他坐直身体,声音不高,但每个字都砸在地上:
“尉迟师父,夏心怡,南宫玥,赫连铁树,你们留下,守死山河关。
能拖一天是一天,能杀一个是一个。”
他目光转向艾千刃和勉强站着的莫不言:
“我,艾千刃,小老道,轻装简从,用最快速度,赶赴东海。”
命令已下,众人各自默默散去准备。
夜深了,军府里却无人能眠。
南宫玥房里。
她没点太多灯,就着一盏油灯的光,仔细给林天检查、整理那副随身的软甲。
手指拂过甲片上的划痕和血迹,动作很轻。
房间里很安静。
“一定要回来。
”她低着头,声音很低,但很清楚,
“我……我在这儿等你。
等你回来……娶我。”
林天看着她低垂的侧脸,灯光在她睫毛下投出一小片阴影。
他伸手,将她轻轻揽进怀里。
她身体僵了一下,随即放松下来,靠在他胸前。
“嗯,回来。”
林天下巴抵着她发顶,声音从胸膛传出来,带着震动,
“等我回来,就办。
十里红妆,让天下人都看着,我林天娶南宫玥。”
夏心怡站在回廊下,看着林天从南宫玥房里出来。
她身上那套象征公主身份的锦绣宫装已经脱了,换上了一套合身的银色轻甲,长发简单束在脑后。
月光照在甲片上,泛着冷光。
“林天。”
她叫住他。
林天停下脚步。
“我去东海,你守山河关。”
夏心怡走到他面前,仰着脸看他,眼神清澈而坚定,褪去了所有属于公主的骄矜,只剩下一个将军的决绝,
“此去东海,凶多吉少。
我以夏国公主的身份向你承诺,我会守在这里,和这座关,共存亡。
若败,我的血会流在北境。
若胜……”
她顿了顿,深吸一口气,像是下了某种决心:
“若胜,待你平定四方凯旋之日……我夏心怡,嫁你为妻。
从此不问皇室,只做你林天的女人。

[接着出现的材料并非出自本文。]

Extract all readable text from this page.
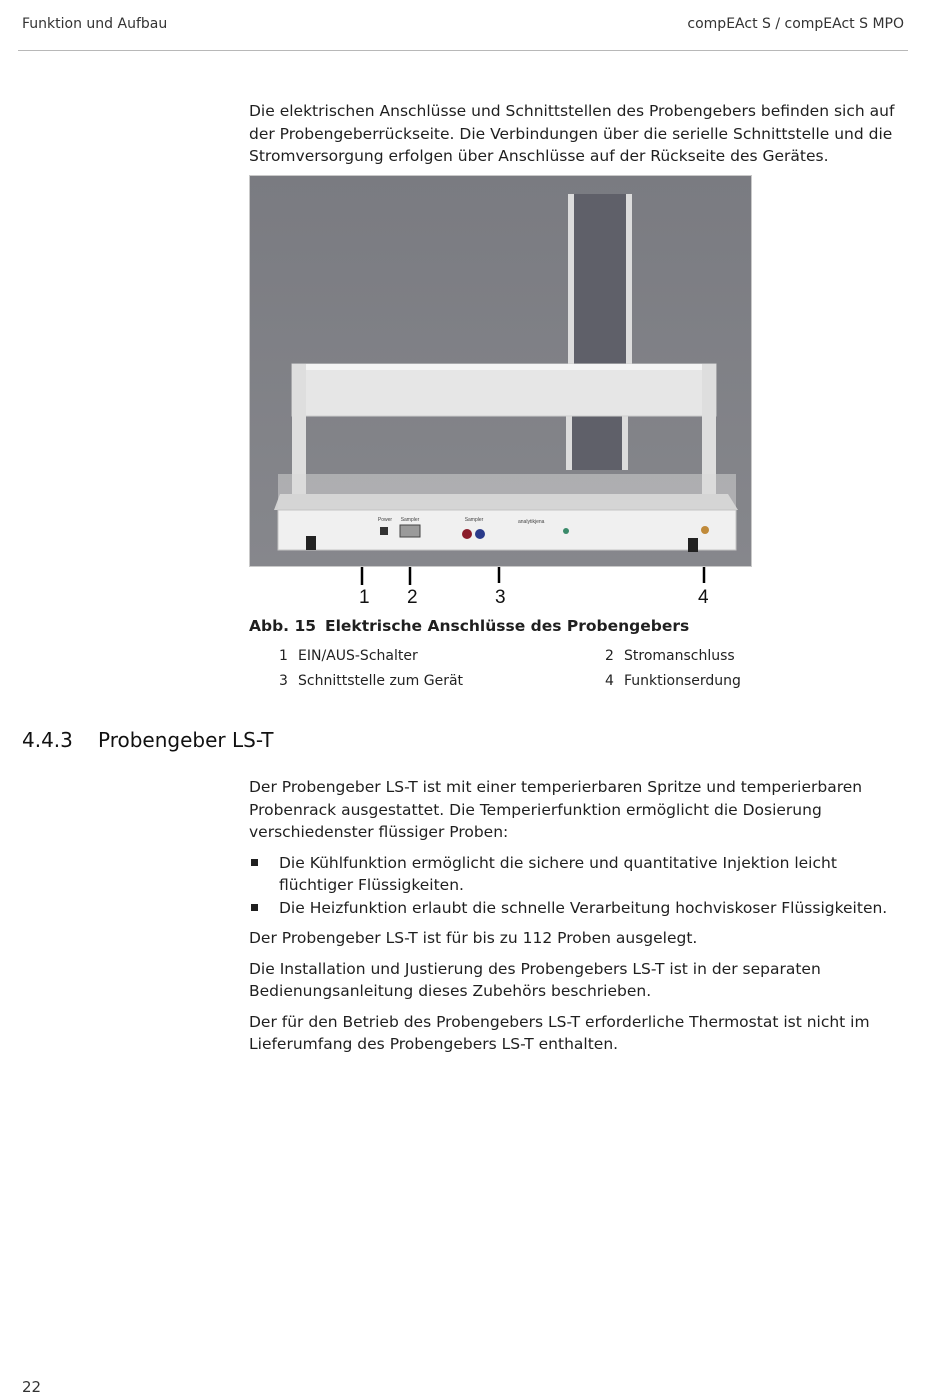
Funktion und Aufbau	compEAct S / compEAct S MPO

Die elektrischen Anschlüsse und Schnittstellen des Probengebers befinden sich auf der Probengeberrückseite. Die Verbindungen über die serielle Schnittstelle und die Stromversorgung erfolgen über Anschlüsse auf der Rückseite des Gerätes.

Power Sampler	Sampler	analytikjena
1 2	3	4

Abb. 15 Elektrische Anschlüsse des Probengebers

1 EIN/AUS-Schalter	2 Stromanschluss
3 Schnittstelle zum Gerät	4 Funktionserdung
4.4.3 Probengeber LS-T

Der Probengeber LS-T ist mit einer temperierbaren Spritze und temperierbaren Probenrack ausgestattet. Die Temperierfunktion ermöglicht die Dosierung verschiedenster flüssiger Proben:

Die Kühlfunktion ermöglicht die sichere und quantitative Injektion leicht flüchtiger Flüssigkeiten.
Die Heizfunktion erlaubt die schnelle Verarbeitung hochviskoser Flüssigkeiten.

Der Probengeber LS-T ist für bis zu 112 Proben ausgelegt.

Die Installation und Justierung des Probengebers LS-T ist in der separaten Bedienungsanleitung dieses Zubehörs beschrieben.

Der für den Betrieb des Probengebers LS-T erforderliche Thermostat ist nicht im Lieferumfang des Probengebers LS-T enthalten.

22
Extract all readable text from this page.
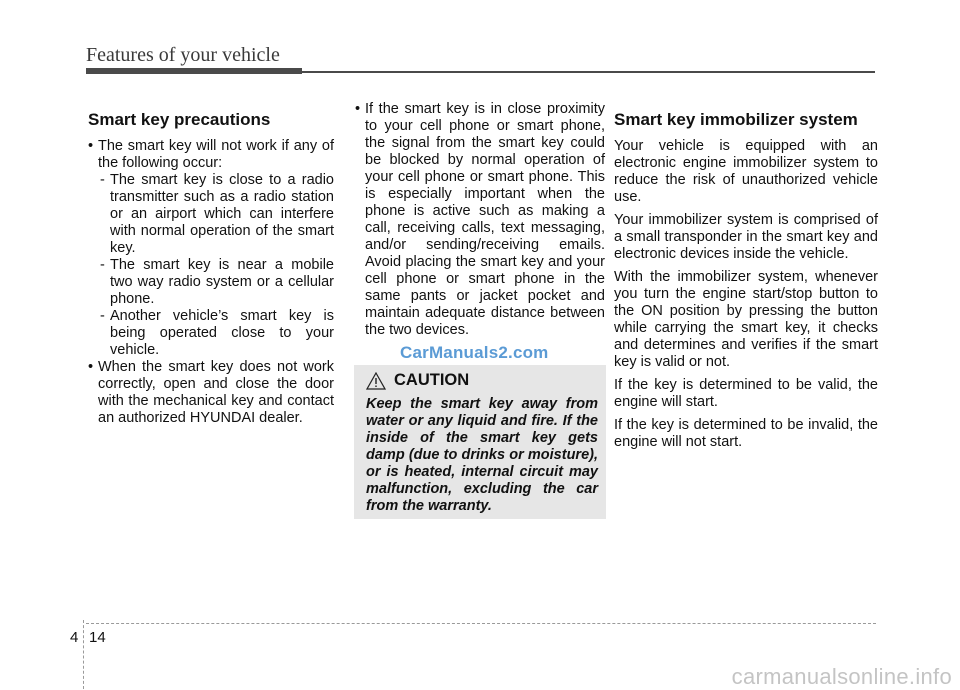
Features of your vehicle
Smart key precautions

• The smart key will not work if any of the following occur:

- The smart key is close to a radio transmitter such as a radio station or an airport which can interfere with normal operation of the smart key.

- The smart key is near a mobile two way radio system or a cellular phone.

- Another vehicle’s smart key is being operated close to your vehicle.

• When the smart key does not work correctly, open and close the door with the mechanical key and contact an authorized HYUNDAI dealer.

• If the smart key is in close proximity to your cell phone or smart phone, the signal from the smart key could be blocked by normal operation of your cell phone or smart phone. This is especially important when the phone is active such as making a call, receiving calls, text messaging, and/or sending/receiving emails. Avoid placing the smart key and your cell phone or smart phone in the same pants or jacket pocket and maintain adequate distance between the two devices.

CarManuals2.com
CAUTION
Keep the smart key away from water or any liquid and fire. If the inside of the smart key gets damp (due to drinks or moisture), or is heated, internal circuit may malfunction, excluding the car from the warranty.
Smart key immobilizer system

Your vehicle is equipped with an electronic engine immobilizer system to reduce the risk of unauthorized vehicle use.

Your immobilizer system is comprised of a small transponder in the smart key and electronic devices inside the vehicle.

With the immobilizer system, whenever you turn the engine start/stop button to the ON position by pressing the button while carrying the smart key, it checks and determines and verifies if the smart key is valid or not.

If the key is determined to be valid, the engine will start.

If the key is determined to be invalid, the engine will not start.

4 14
carmanualsonline.info
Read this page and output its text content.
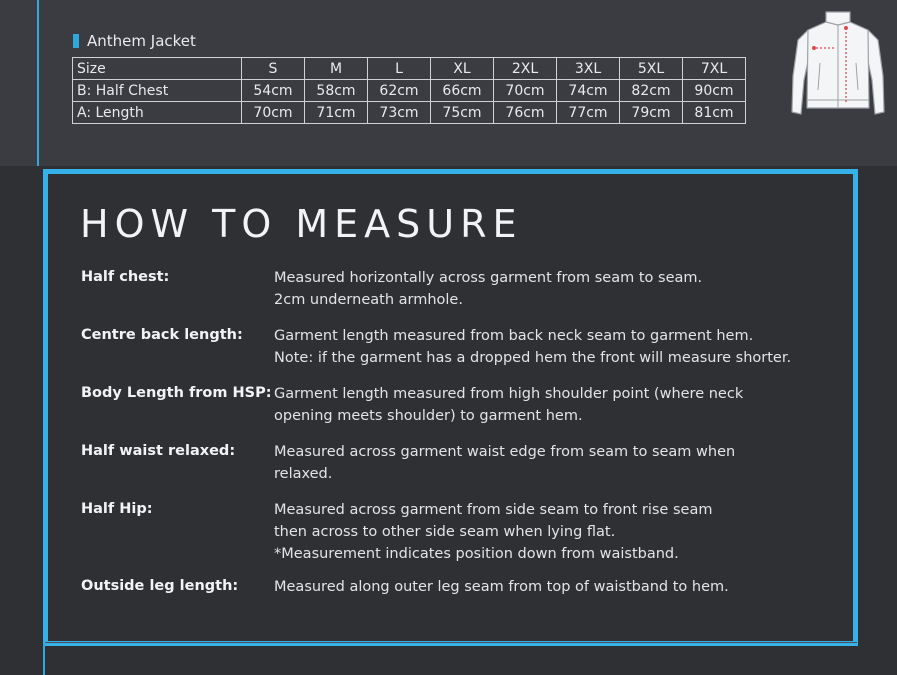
Anthem Jacket
Size	S	M	L	XL	2XL	3XL	5XL	7XL
B: Half Chest	54cm	58cm	62cm	66cm	70cm	74cm	82cm	90cm
A: Length	70cm	71cm	73cm	75cm	76cm	77cm	79cm	81cm
HOW TO MEASURE
Half chest:	Measured horizontally across garment from seam to seam.
2cm underneath armhole.
Centre back length: Garment length measured from back neck seam to garment hem.
Note: if the garment has a dropped hem the front will measure shorter.
Body Length from HSP: Garment length measured from high shoulder point (where neck
opening meets shoulder) to garment hem.
Half waist relaxed:	Measured across garment waist edge from seam to seam when
relaxed.
Half Hip:	Measured across garment from side seam to front rise seam
then across to other side seam when lying flat.
*Measurement indicates position down from waistband.
Outside leg length: Measured along outer leg seam from top of waistband to hem.
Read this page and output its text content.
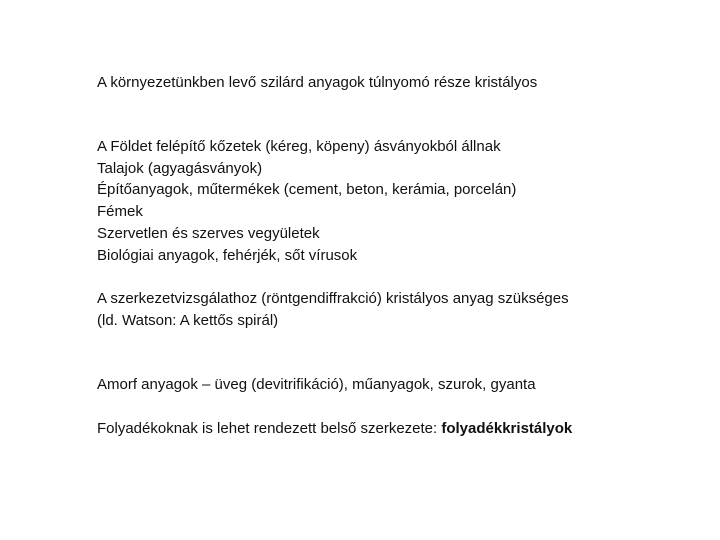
A környezetünkben levő szilárd anyagok túlnyomó része kristályos
A Földet felépítő kőzetek (kéreg, köpeny) ásványokból állnak
Talajok (agyagásványok)
Építőanyagok, műtermékek (cement, beton, kerámia, porcelán)
Fémek
Szervetlen és szerves vegyületek
Biológiai anyagok, fehérjék, sőt vírusok
A szerkezetvizsgálathoz (röntgendiffrakció) kristályos anyag szükséges
(ld. Watson: A kettős spirál)
Amorf anyagok – üveg (devitrifikáció), műanyagok, szurok, gyanta
Folyadékoknak is lehet rendezett belső szerkezete: folyadékkristályok
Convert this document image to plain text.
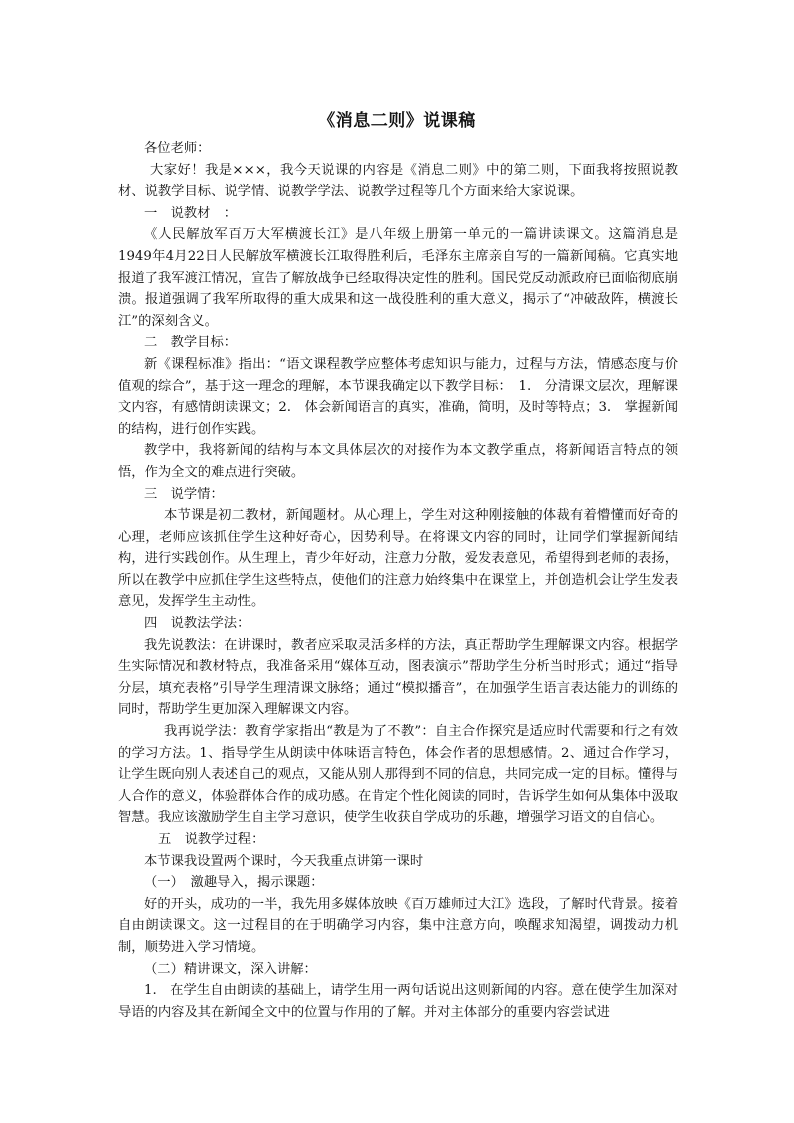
《消息二则》说课稿

各位老师：

大家好！我是×××，我今天说课的内容是《消息二则》中的第二则，下面我将按照说教材、说教学目标、说学情、说教学学法、说教学过程等几个方面来给大家说课。

一　说教材　：

《人民解放军百万大军横渡长江》是八年级上册第一单元的一篇讲读课文。这篇消息是1949年4月22日人民解放军横渡长江取得胜利后，毛泽东主席亲自写的一篇新闻稿。它真实地报道了我军渡江情况，宣告了解放战争已经取得决定性的胜利。国民党反动派政府已面临彻底崩溃。报道强调了我军所取得的重大成果和这一战役胜利的重大意义，揭示了“冲破敌阵，横渡长江”的深刻含义。

二　教学目标：

新《课程标准》指出：“语文课程教学应整体考虑知识与能力，过程与方法，情感态度与价值观的综合”，基于这一理念的理解，本节课我确定以下教学目标：　1.　分清课文层次，理解课文内容，有感情朗读课文；2.　体会新闻语言的真实，准确，简明，及时等特点；3.　掌握新闻的结构，进行创作实践。

教学中，我将新闻的结构与本文具体层次的对接作为本文教学重点，将新闻语言特点的领悟，作为全文的难点进行突破。

三　说学情：

本节课是初二教材，新闻题材。从心理上，学生对这种刚接触的体裁有着懵懂而好奇的心理，老师应该抓住学生这种好奇心，因势利导。在将课文内容的同时，让同学们掌握新闻结构，进行实践创作。从生理上，青少年好动，注意力分散，爱发表意见，希望得到老师的表扬，所以在教学中应抓住学生这些特点，使他们的注意力始终集中在课堂上，并创造机会让学生发表意见，发挥学生主动性。

四　说教法学法：

我先说教法：在讲课时，教者应采取灵活多样的方法，真正帮助学生理解课文内容。根据学生实际情况和教材特点，我准备采用“媒体互动，图表演示”帮助学生分析当时形式；通过“指导分层，填充表格”引导学生理清课文脉络；通过“模拟播音”，在加强学生语言表达能力的训练的同时，帮助学生更加深入理解课文内容。

我再说学法：教育学家指出“教是为了不教”：自主合作探究是适应时代需要和行之有效的学习方法。1、指导学生从朗读中体味语言特色，体会作者的思想感情。2、通过合作学习，让学生既向别人表述自己的观点，又能从别人那得到不同的信息，共同完成一定的目标。懂得与人合作的意义，体验群体合作的成功感。在肯定个性化阅读的同时，告诉学生如何从集体中汲取智慧。我应该激励学生自主学习意识，使学生收获自学成功的乐趣，增强学习语文的自信心。

五　说教学过程：

本节课我设置两个课时，今天我重点讲第一课时

（一）　激趣导入，揭示课题：

好的开头，成功的一半，我先用多媒体放映《百万雄师过大江》选段，了解时代背景。接着自由朗读课文。这一过程目的在于明确学习内容，集中注意方向，唤醒求知渴望，调拨动力机制，顺势进入学习情境。

（二）精讲课文，深入讲解：

1.　在学生自由朗读的基础上，请学生用一两句话说出这则新闻的内容。意在使学生加深对导语的内容及其在新闻全文中的位置与作用的了解。并对主体部分的重要内容尝试进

”
她从颈间解下一枚用红绳系着的玉佩,塞进林天手里。
玉佩温润,一面雕龙,一面刻凤,做工极其精湛,隐隐有流光暗转。
“这是我满月时,父皇和母后亲手给我戴上的。
大夏官员,只认此佩,不认人。”
她握着他的手,让他攥紧玉佩,
“如果……如果我真的战死在这里。
你拿着它,可以调动暗卫。
他们或许……能帮你做些事情。”
林天握着那块还带着她体温的玉佩,看了她很久。
“你嫁不嫁我,东瀛鬼子,我都得打跑。”
他最终说,语气很平,但握着玉佩的手很紧。
夏心怡愣了一下,随即别过脸,“切”了一声,嘴角却忍不住弯了一下。
深夜,林天房里。
门被轻轻推开,白灵儿披着一件单薄的狐裘,赤着脚,悄无声息地溜了进来。
她脸色还是很苍白,走路有点飘,但眼睛在黑暗里亮晶晶的。
林天刚脱下外甲,看到她,愣了一下:
“灵儿?你怎么起来了?
你伤还没好……”
白灵儿走到他面前,仰头看他,狐裘滑落一点,露出单薄的寝衣。
她咬了咬嘴唇,声音细细的,却很直接:
“天儿……我想……我想给你生个孩子。”
林天被她这话说得一时没反应过来,看着她虚弱的样子,又是心疼又是无奈:
“你……你都这样了,路都走不稳,还想这些?”
白灵儿眼睛眨了眨,忽然伸手,冰凉的手指轻轻戳了戳林天的胸口,脸上露出一抹狡黠又柔弱的笑:
“我这样……你也打不过我呀。
不信……我们试试?”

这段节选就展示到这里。